Don’t forget though, a strategy plan is one thing, delivering it is another.
Failure to deliver an agreed strategy is both demoralising and frustrating for your business.
Reason 3 – Complacency
No business is immune from complacency. There’s countless examples on the high street right now, with plenty more to follow in all industry sectors from banking to clothes and music.
Some of the most common reasons for not undertaking strategy planning are as follows:
- ‘Nothing ever changes in our industry’
- ‘We’re too busy making money to plan strategy’
- ‘We don’t have any competitors’
- ‘We’re already better than the competition’
However, if there’s one immutable law in life or business – it’s that nothing stays the same.
It’s just a question of when and how the change arrives.
Now you might be lucky. The ‘when’ could be 5, 10 or 20 years away. The business might be so small that you don’t care, or you’re planning to exit in a year or two.
In the event that none of the above apply, here are some sobering facts:
In a study of over 3900 worldwide companies, Bain and Company highlighted 4 key criteria shared by winners from the last recession: early cost restructuring, financial discipline, aggressive commercial plays and proactive M&A (bain.com 2019).
There’s plenty of other research from companies such as McKinsey and Harvard Business Review to support this. Companies with an effective strategy typically enter a recession later, suffer less (and may even grow), and exit earlier than competitors that don’t.
So if this sounds like your business, then the chance’s are you’re not complacent, and your challenge is to convince others.
The good news is that change is possible.
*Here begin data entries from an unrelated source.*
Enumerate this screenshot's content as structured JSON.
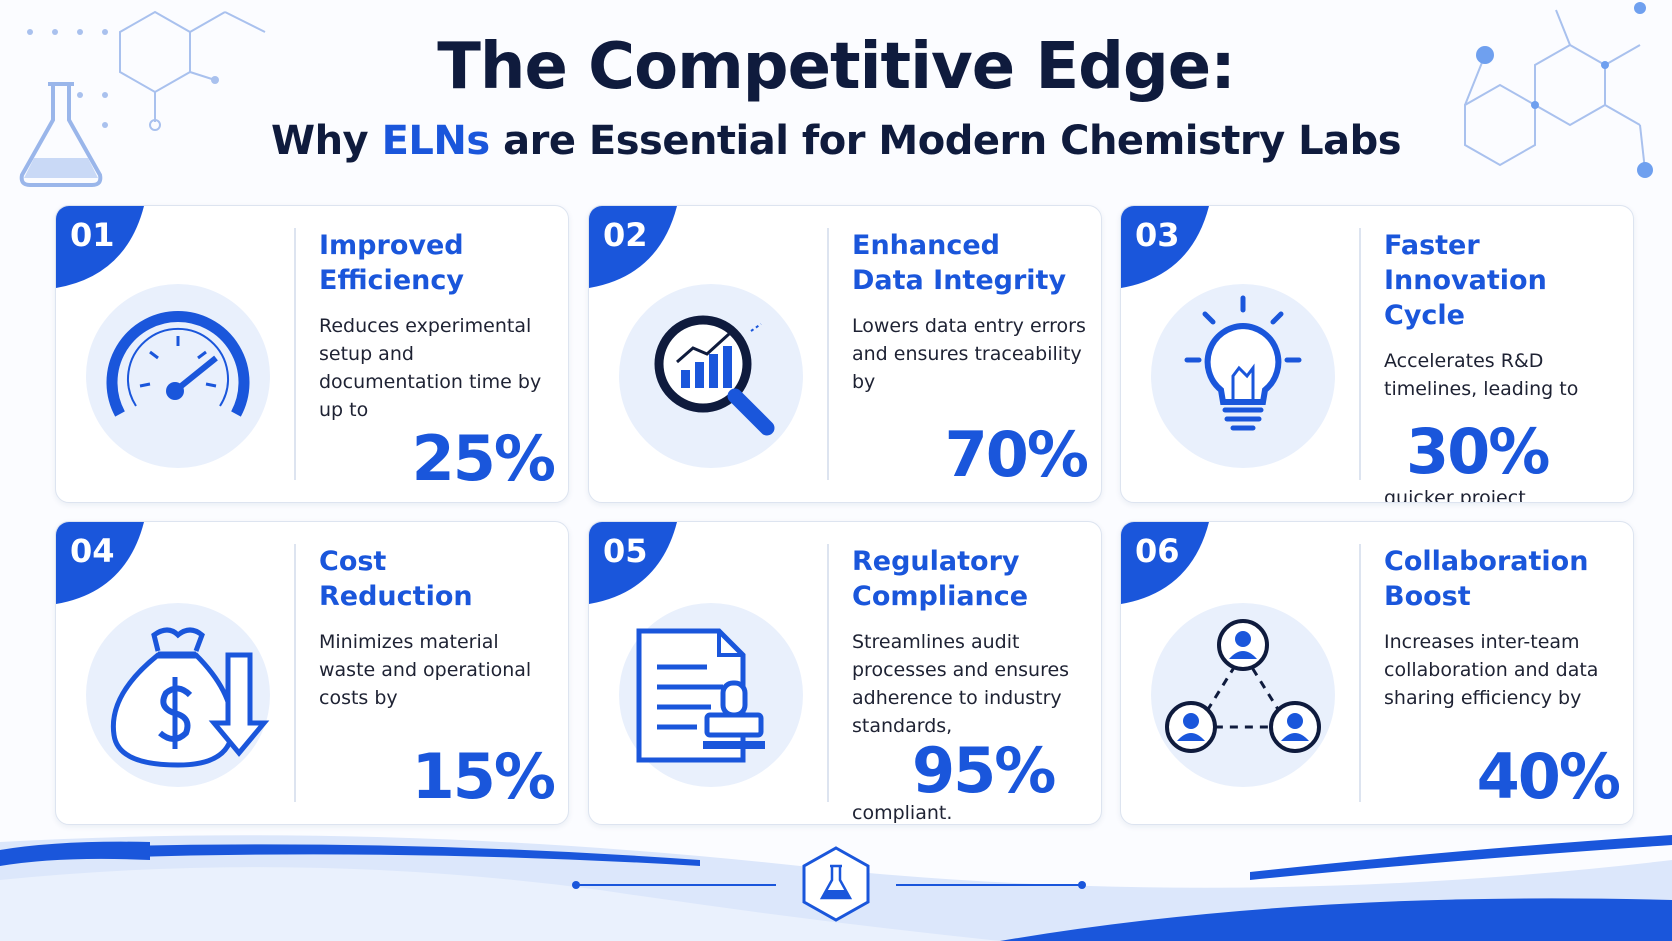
{
  "header": {
    "title": "The Competitive Edge:",
    "subtitle": {
      "before": "Why",
      "highlight": "ELNs",
      "after": "are Essential for Modern Chemistry Labs"
    }
  },
  "cards": [
    {
      "number": "01",
      "title": [
        "Improved",
        "Efficiency"
      ],
      "description": "Reduces experimental setup and documentation time by up to",
      "stat": "25%"
    },
    {
      "number": "02",
      "title": [
        "Enhanced",
        "Data Integrity"
      ],
      "description": "Lowers data entry errors and ensures traceability by",
      "stat": "70%"
    },
    {
      "number": "03",
      "title": [
        "Faster",
        "Innovation Cycle"
      ],
      "description": "Accelerates R&D timelines, leading to",
      "stat": "30%",
      "suffix": "quicker project completion."
    },
    {
      "number": "04",
      "title": [
        "Cost",
        "Reduction"
      ],
      "description": "Minimizes material waste and operational costs by",
      "stat": "15%"
    },
    {
      "number": "05",
      "title": [
        "Regulatory",
        "Compliance"
      ],
      "description": "Streamlines audit processes and ensures adherence to industry standards,",
      "stat": "95%",
      "suffix": "compliant."
    },
    {
      "number": "06",
      "title": [
        "Collaboration",
        "Boost"
      ],
      "description": "Increases inter-team collaboration and data sharing efficiency by",
      "stat": "40%"
    }
  ]
}
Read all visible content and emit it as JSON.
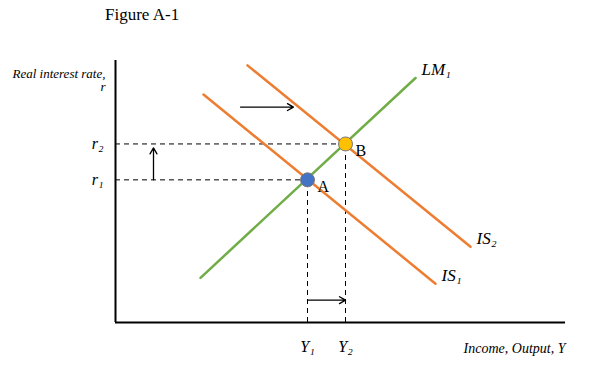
{
  "chart_data": {
    "type": "line",
    "title": "Figure A-1",
    "x_label": "Income, Output, Y",
    "y_label": "Real interest rate, r",
    "xlim": [
      0,
      45
    ],
    "ylim": [
      0,
      27
    ],
    "xticks": [
      {
        "value": 19.2,
        "label": "Y₁"
      },
      {
        "value": 23,
        "label": "Y₂"
      }
    ],
    "yticks": [
      {
        "value": 14.7,
        "label": "r₁"
      },
      {
        "value": 18.4,
        "label": "r₂"
      }
    ],
    "series": [
      {
        "name": "LM₁",
        "color": "#70AD47",
        "x": [
          8.5,
          30
        ],
        "values": [
          4.6,
          25.2
        ]
      },
      {
        "name": "IS₂",
        "color": "#ED7D31",
        "x": [
          13.2,
          35.5
        ],
        "values": [
          26.5,
          7.8
        ]
      },
      {
        "name": "IS₁",
        "color": "#ED7D31",
        "x": [
          8.8,
          32
        ],
        "values": [
          23.5,
          4
        ]
      }
    ],
    "points": [
      {
        "label": "A",
        "x": 19.2,
        "y": 14.7,
        "color": "#4472C4"
      },
      {
        "label": "B",
        "x": 23,
        "y": 18.4,
        "color": "#FFC000"
      }
    ],
    "arrows": [
      {
        "x": [
          12.5,
          17.8
        ],
        "y": [
          22.2,
          22.2
        ]
      },
      {
        "x": [
          3.8,
          3.8
        ],
        "y": [
          14.7,
          18.0
        ]
      },
      {
        "x": [
          19.2,
          23
        ],
        "y": [
          2.3,
          2.3
        ]
      }
    ]
  }
}
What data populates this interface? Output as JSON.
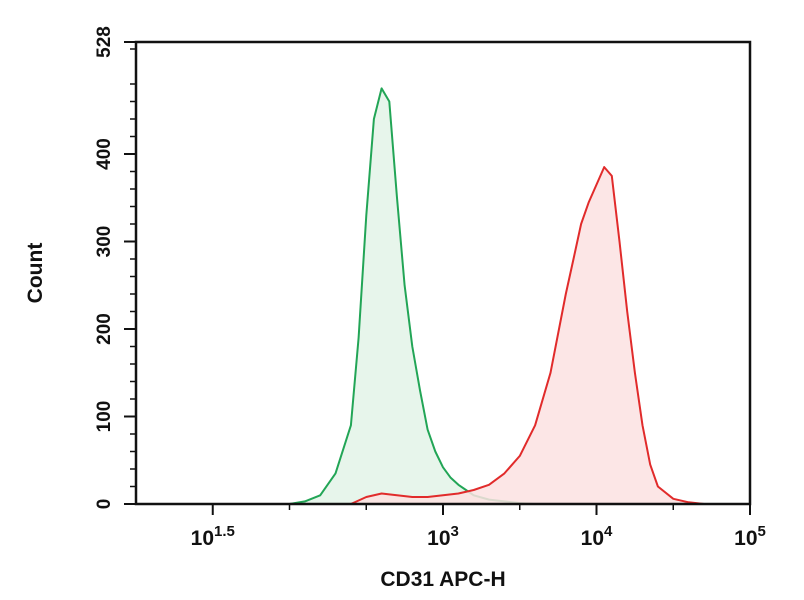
{
  "chart_data": {
    "type": "area",
    "title": "",
    "xlabel": "CD31 APC-H",
    "ylabel": "Count",
    "x_scale": "log10",
    "xlim": [
      1.0,
      5.0
    ],
    "ylim": [
      0,
      528
    ],
    "grid": false,
    "legend": "none",
    "x_ticks": [
      {
        "value": 1.5,
        "base": "10",
        "exp": "1.5"
      },
      {
        "value": 3,
        "base": "10",
        "exp": "3"
      },
      {
        "value": 4,
        "base": "10",
        "exp": "4"
      },
      {
        "value": 5,
        "base": "10",
        "exp": "5"
      }
    ],
    "y_ticks": [
      {
        "value": 0,
        "label": "0"
      },
      {
        "value": 100,
        "label": "100"
      },
      {
        "value": 200,
        "label": "200"
      },
      {
        "value": 300,
        "label": "300"
      },
      {
        "value": 400,
        "label": "400"
      },
      {
        "value": 528,
        "label": "528"
      }
    ],
    "series": [
      {
        "color": "#22a556",
        "fill": "#e3f3e8",
        "x": [
          2.0,
          2.1,
          2.2,
          2.3,
          2.4,
          2.45,
          2.5,
          2.55,
          2.6,
          2.65,
          2.7,
          2.75,
          2.8,
          2.85,
          2.9,
          2.95,
          3.0,
          3.05,
          3.1,
          3.15,
          3.2,
          3.3,
          3.4,
          3.5,
          3.6,
          3.7
        ],
        "y": [
          0,
          3,
          10,
          35,
          90,
          190,
          330,
          440,
          475,
          460,
          350,
          250,
          180,
          130,
          85,
          60,
          42,
          30,
          22,
          16,
          10,
          5,
          3,
          1,
          0,
          0
        ]
      },
      {
        "color": "#e12b2b",
        "fill": "#fbe2e2",
        "x": [
          2.4,
          2.5,
          2.6,
          2.7,
          2.8,
          2.9,
          3.0,
          3.1,
          3.2,
          3.3,
          3.4,
          3.5,
          3.6,
          3.7,
          3.8,
          3.85,
          3.9,
          3.95,
          4.0,
          4.05,
          4.1,
          4.15,
          4.2,
          4.25,
          4.3,
          4.35,
          4.4,
          4.5,
          4.6,
          4.7
        ],
        "y": [
          0,
          8,
          12,
          10,
          8,
          8,
          10,
          12,
          16,
          22,
          35,
          55,
          90,
          150,
          240,
          280,
          320,
          345,
          365,
          385,
          375,
          300,
          220,
          150,
          90,
          45,
          20,
          6,
          2,
          0
        ]
      }
    ]
  }
}
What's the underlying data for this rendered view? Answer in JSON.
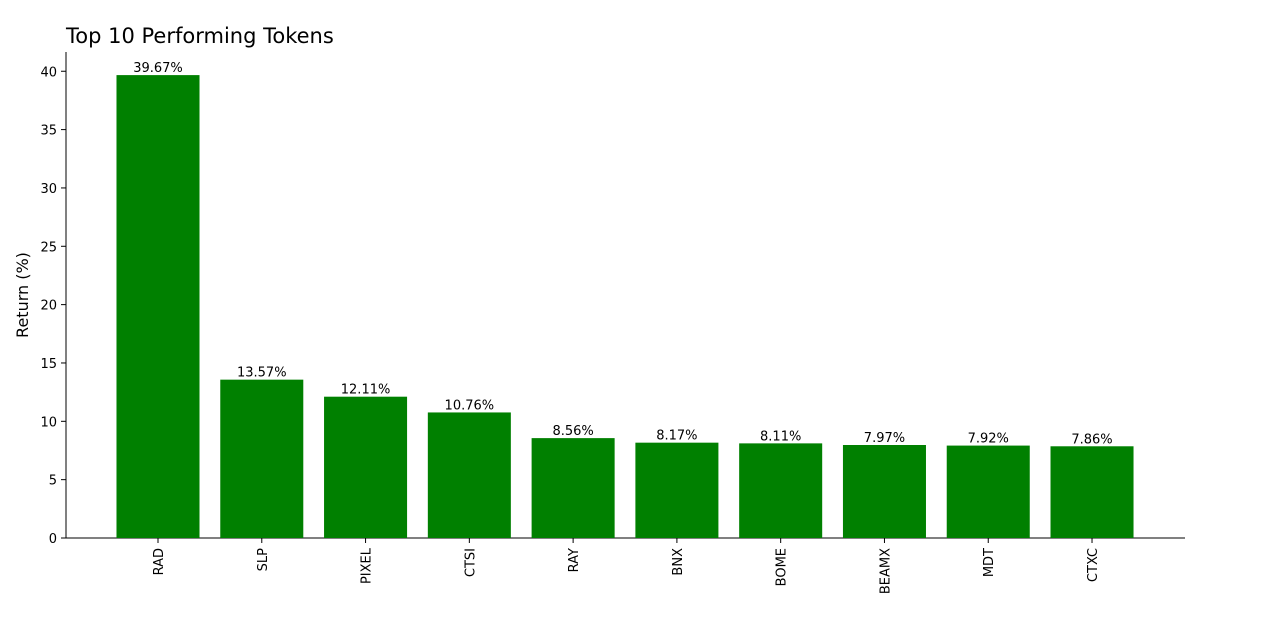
{
  "chart_data": {
    "type": "bar",
    "title": "Top 10 Performing Tokens",
    "y_label": "Return (%)",
    "categories": [
      "RAD",
      "SLP",
      "PIXEL",
      "CTSI",
      "RAY",
      "BNX",
      "BOME",
      "BEAMX",
      "MDT",
      "CTXC"
    ],
    "values": [
      39.67,
      13.57,
      12.11,
      10.76,
      8.56,
      8.17,
      8.11,
      7.97,
      7.92,
      7.86
    ],
    "value_labels": [
      "39.67%",
      "13.57%",
      "12.11%",
      "10.76%",
      "8.56%",
      "8.17%",
      "8.11%",
      "7.97%",
      "7.92%",
      "7.86%"
    ],
    "color": "#008000",
    "ylim": [
      0,
      41.65
    ],
    "yticks": [
      0,
      5,
      10,
      15,
      20,
      25,
      30,
      35,
      40
    ],
    "grid": false
  }
}
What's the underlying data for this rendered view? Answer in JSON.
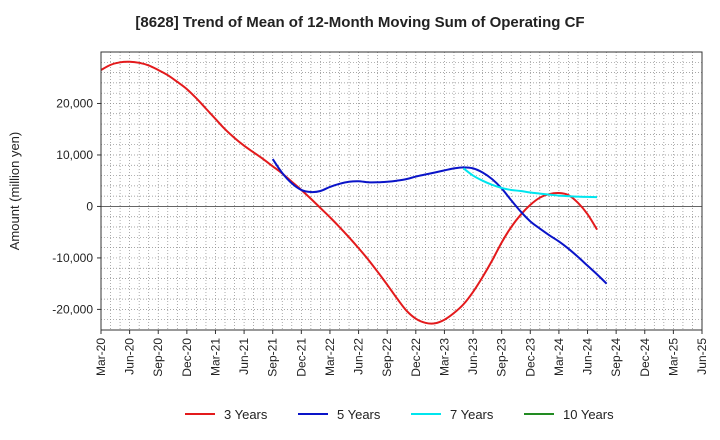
{
  "chart_data": {
    "type": "line",
    "title": "[8628]  Trend of Mean of 12-Month Moving Sum of Operating CF",
    "xlabel": "",
    "ylabel": "Amount (million yen)",
    "ylim": [
      -24000,
      30000
    ],
    "yticks": [
      -20000,
      -10000,
      0,
      10000,
      20000
    ],
    "ytick_labels": [
      "-20,000",
      "-10,000",
      "0",
      "10,000",
      "20,000"
    ],
    "x_tick_labels": [
      "Mar-20",
      "Jun-20",
      "Sep-20",
      "Dec-20",
      "Mar-21",
      "Jun-21",
      "Sep-21",
      "Dec-21",
      "Mar-22",
      "Jun-22",
      "Sep-22",
      "Dec-22",
      "Mar-23",
      "Jun-23",
      "Sep-23",
      "Dec-23",
      "Mar-24",
      "Jun-24",
      "Sep-24",
      "Dec-24",
      "Mar-25",
      "Jun-25"
    ],
    "grid": true,
    "legend_position": "bottom",
    "series": [
      {
        "name": "3 Years",
        "color": "#e31a1c",
        "x": [
          0,
          1,
          2,
          3,
          4,
          5,
          6,
          7,
          8,
          9,
          10,
          11,
          12,
          13,
          14,
          15,
          16,
          17,
          18,
          19,
          20,
          21,
          22,
          23,
          24,
          25,
          26,
          27,
          28,
          29,
          30,
          31,
          32,
          33,
          34,
          35,
          36,
          37,
          38,
          39,
          40,
          41,
          42,
          43,
          44,
          45,
          46,
          47,
          48,
          49,
          50,
          51,
          52,
          53,
          54,
          55,
          56,
          57,
          58,
          59,
          60,
          61,
          62,
          63
        ],
        "values": [
          26500,
          27500,
          28000,
          28100,
          27900,
          27400,
          26500,
          25500,
          24200,
          22800,
          21000,
          19000,
          17000,
          15000,
          13300,
          11800,
          10500,
          9200,
          7800,
          6400,
          4800,
          3200,
          1500,
          -300,
          -2100,
          -4000,
          -6000,
          -8100,
          -10300,
          -12700,
          -15200,
          -17800,
          -20200,
          -21800,
          -22600,
          -22700,
          -22000,
          -20700,
          -19000,
          -16600,
          -13700,
          -10500,
          -7000,
          -4000,
          -1600,
          300,
          1700,
          2400,
          2600,
          2200,
          700,
          -1500,
          -4500,
          null,
          null,
          null,
          null,
          null,
          null,
          null,
          null,
          null,
          null,
          null
        ]
      },
      {
        "name": "5 Years",
        "color": "#0a14c8",
        "x": [
          18,
          19,
          20,
          21,
          22,
          23,
          24,
          25,
          26,
          27,
          28,
          29,
          30,
          31,
          32,
          33,
          34,
          35,
          36,
          37,
          38,
          39,
          40,
          41,
          42,
          43,
          44,
          45,
          46,
          47,
          48,
          49,
          50,
          51,
          52,
          53,
          54,
          55,
          56,
          57,
          58,
          59,
          60,
          61,
          62,
          63
        ],
        "values": [
          9200,
          6500,
          4500,
          3200,
          2800,
          3000,
          3800,
          4400,
          4800,
          4900,
          4700,
          4700,
          4800,
          5000,
          5300,
          5800,
          6200,
          6600,
          7000,
          7400,
          7600,
          7400,
          6600,
          5300,
          3500,
          1200,
          -1000,
          -2900,
          -4300,
          -5600,
          -6800,
          -8200,
          -9800,
          -11500,
          -13200,
          -15000,
          null,
          null,
          null,
          null,
          null,
          null,
          null,
          null,
          null,
          null
        ]
      },
      {
        "name": "7 Years",
        "color": "#00e5ee",
        "x": [
          38,
          39,
          40,
          41,
          42,
          43,
          44,
          45,
          46,
          47,
          48,
          49,
          50,
          51,
          52,
          53,
          54,
          55,
          56,
          57,
          58,
          59,
          60,
          61,
          62,
          63
        ],
        "values": [
          7400,
          6000,
          5000,
          4200,
          3600,
          3200,
          3000,
          2700,
          2500,
          2300,
          2100,
          2000,
          1900,
          1850,
          1800,
          null,
          null,
          null,
          null,
          null,
          null,
          null,
          null,
          null,
          null,
          null
        ]
      },
      {
        "name": "10 Years",
        "color": "#228b22",
        "x": [],
        "values": []
      }
    ]
  }
}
Most people in business want their company to be successful.
So how do you do this?
- Use questions to increase the level of strategic curiosity in your business
- If the questions are right, colleagues will start asking questions themselves… and you will start a ripple effect
- Find allies in the business
- Introduce questions in formal business meetings
- When you have momentum, ask for an initial strategy workshop
- Ask your colleagues to formulate what they think an effective strategy looks like and benchmark yourself against this
- Consider using an unbiased facilitator to support this initial workshop
- You can then use these results to introduce a revised strategy development plan
Whatever your reason for not engaging in effective strategy development, there’s no better time to review your process than now.